Infine, l’Italia non è esente dal problema. Una ricerca dell’Università di Milano Bicocca (2017, su dati 2016), attraverso una semplice analisi demografica sull’immigrazione femminile e sulla diffusione delle MGF nei paesi d’origine, ha stimato che in mezzo a noi vivano tra le 61.000 e le 81.000 donne con una mutilazione. La stessa indagine rileva che un quarto delle donne immigrate in Italia approva la prosecuzione della pratica, il che rivela un elevato rischio per le eventuali figlie. Se non bastassero i danni fisici e psicologici conseguenti, va aggiunto che in molti casi la mutilazione determina l’età del matrimonio e comporta l’interruzione del percorso scolastico, condizionando ulteriormente il futuro delle ragazze.
Nel nostro paese la legge 7 del 2006 e le successive linee guida definiscono le MGF come reato e statuiscono interventi di prevenzione e assistenza, nonché formazione del personale sanitario, con stanziamenti variati negli anni a seconda delle leggi di bilancio. Chi provoca o induce una MGF rischia da 4 a 12 anni di carcere, elevati di un terzo se su una minorenne o a fini di lucro, e i medici italiani che la praticano rischiano anche una sospensione dall’esercizio della professione da 3 a 10 anni.
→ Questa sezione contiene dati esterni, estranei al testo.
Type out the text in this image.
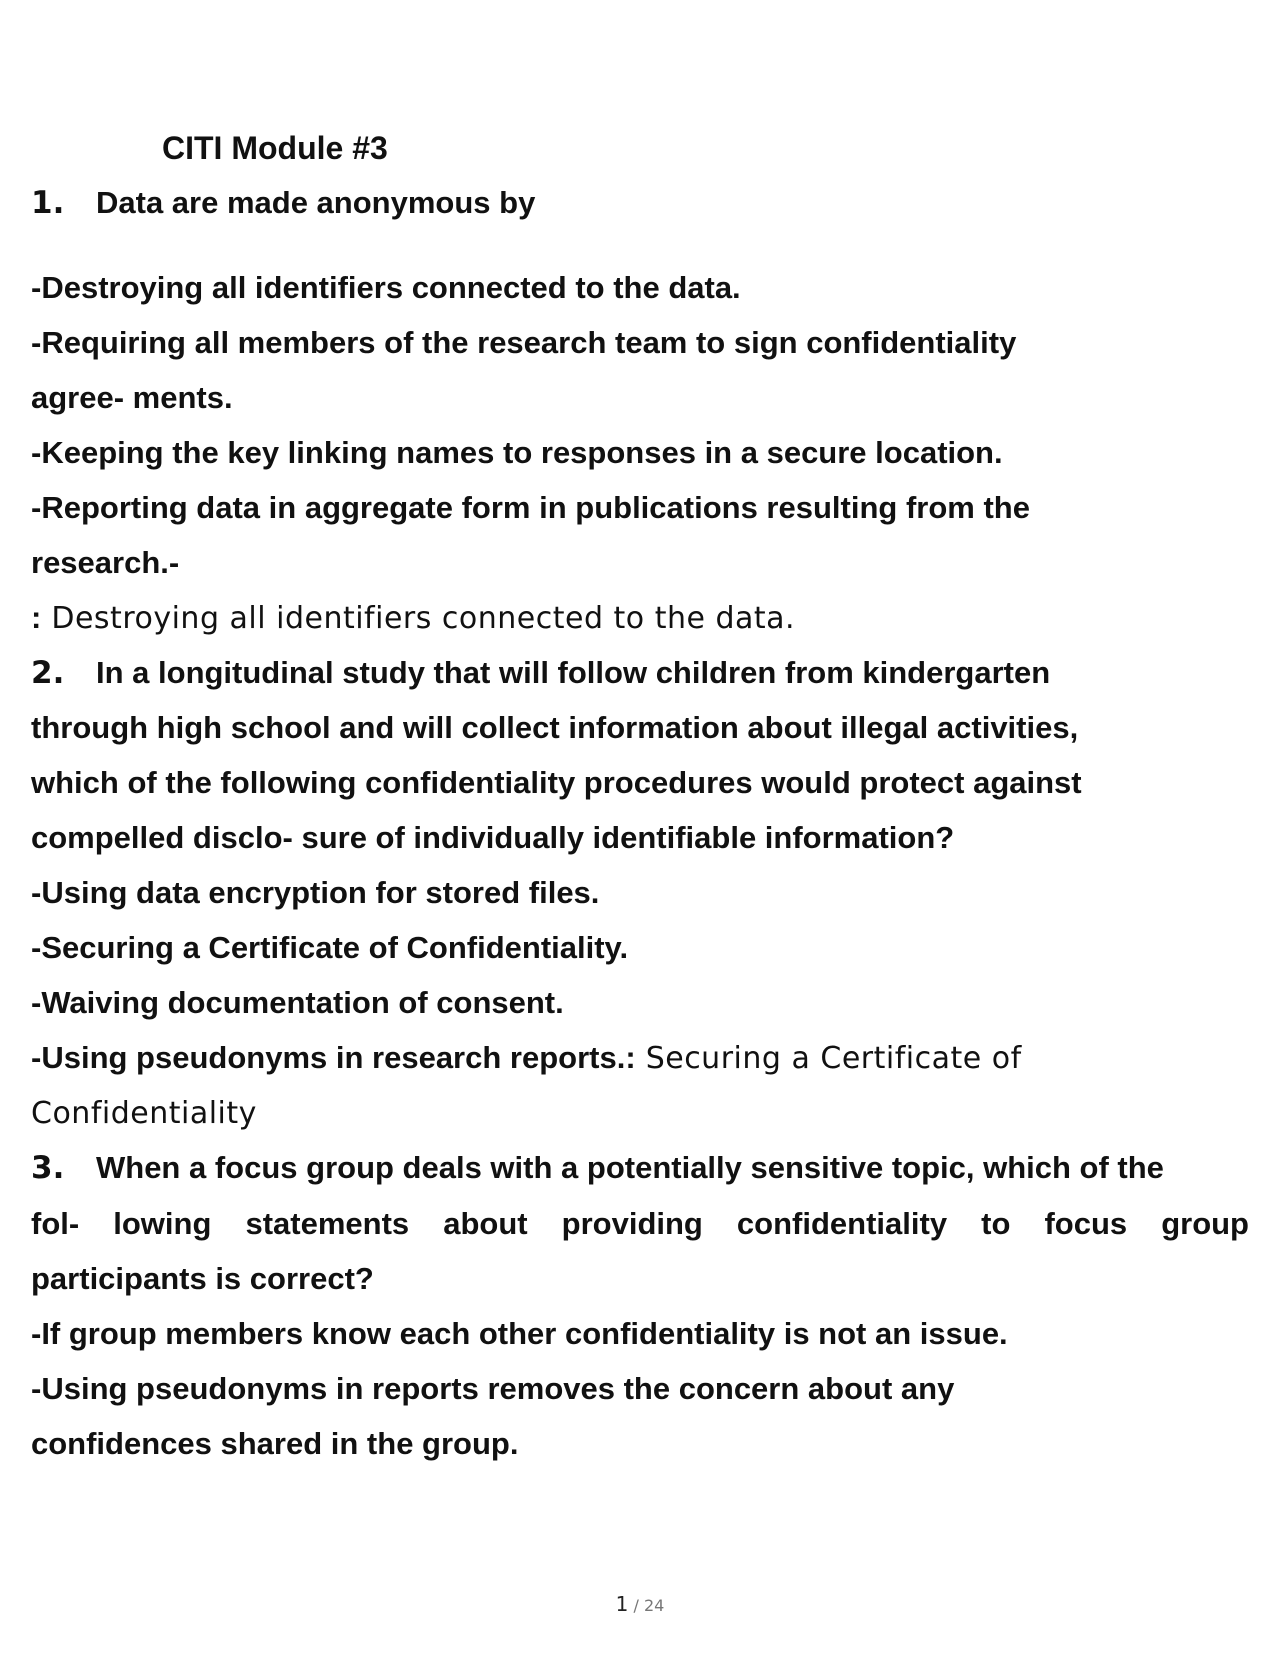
CITI Module #3
1. Data are made anonymous by
-Destroying all identifiers connected to the data.
-Requiring all members of the research team to sign confidentiality
agree- ments.
-Keeping the key linking names to responses in a secure location.
-Reporting data in aggregate form in publications resulting from the
research.-
: Destroying all identifiers connected to the data.
2. In a longitudinal study that will follow children from kindergarten
through high school and will collect information about illegal activities,
which of the following confidentiality procedures would protect against
compelled disclo- sure of individually identifiable information?
-Using data encryption for stored files.
-Securing a Certificate of Confidentiality.
-Waiving documentation of consent.
-Using pseudonyms in research reports.: Securing a Certificate of
Confidentiality
3. When a focus group deals with a potentially sensitive topic, which of the
fol- lowing statements about providing confidentiality to focus group
participants is correct?
-If group members know each other confidentiality is not an issue.
-Using pseudonyms in reports removes the concern about any
confidences shared in the group.
1 / 24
Apprezzo il fatto che in questo ambito si applichi un principio simile a quello già visto per il turismo sessuale con minorenni, sanzionabile in Italia anche quando si svolge all’estero. Nel caso delle MGF la giustizia italiana può intervenire anche se vengono praticate o indotte fuori dall’Italia da un cittadino italiano, o da uno straniero che ha la residenza in Italia, oppure all’estero contro una cittadina italiana o una straniera residente in Italia. Secondo la norma una bambina che vive in Italia, qualunque sia la sua cittadinanza o quella dei suoi genitori, non può subire una mutilazione genitale, né qui né altrove. Resta da capire se ci sono risorse e intelligenze dedicate al monitoraggio del fenomeno, al lavoro culturale e alle indagini giudiziarie, ma è un principio di protezione dei diritti umani nel quale mi riconosco pienamente. Penso al recentissimo rifinanziamento della missione in Libia e mi dispiace che il nostro paese non se ne ricordi sempre, in ogni decisione.
Infine, chi ritenesse le mutilazioni genitali femminili il semplice frutto di una cultura complessa e come tali non giudicabili né perseguibili è invitato a leggere la testimonianza di Ayaan Hirsi Ali, una politica e scrittrice somala naturalizzata olandese impegnata in favore dei diritti umani.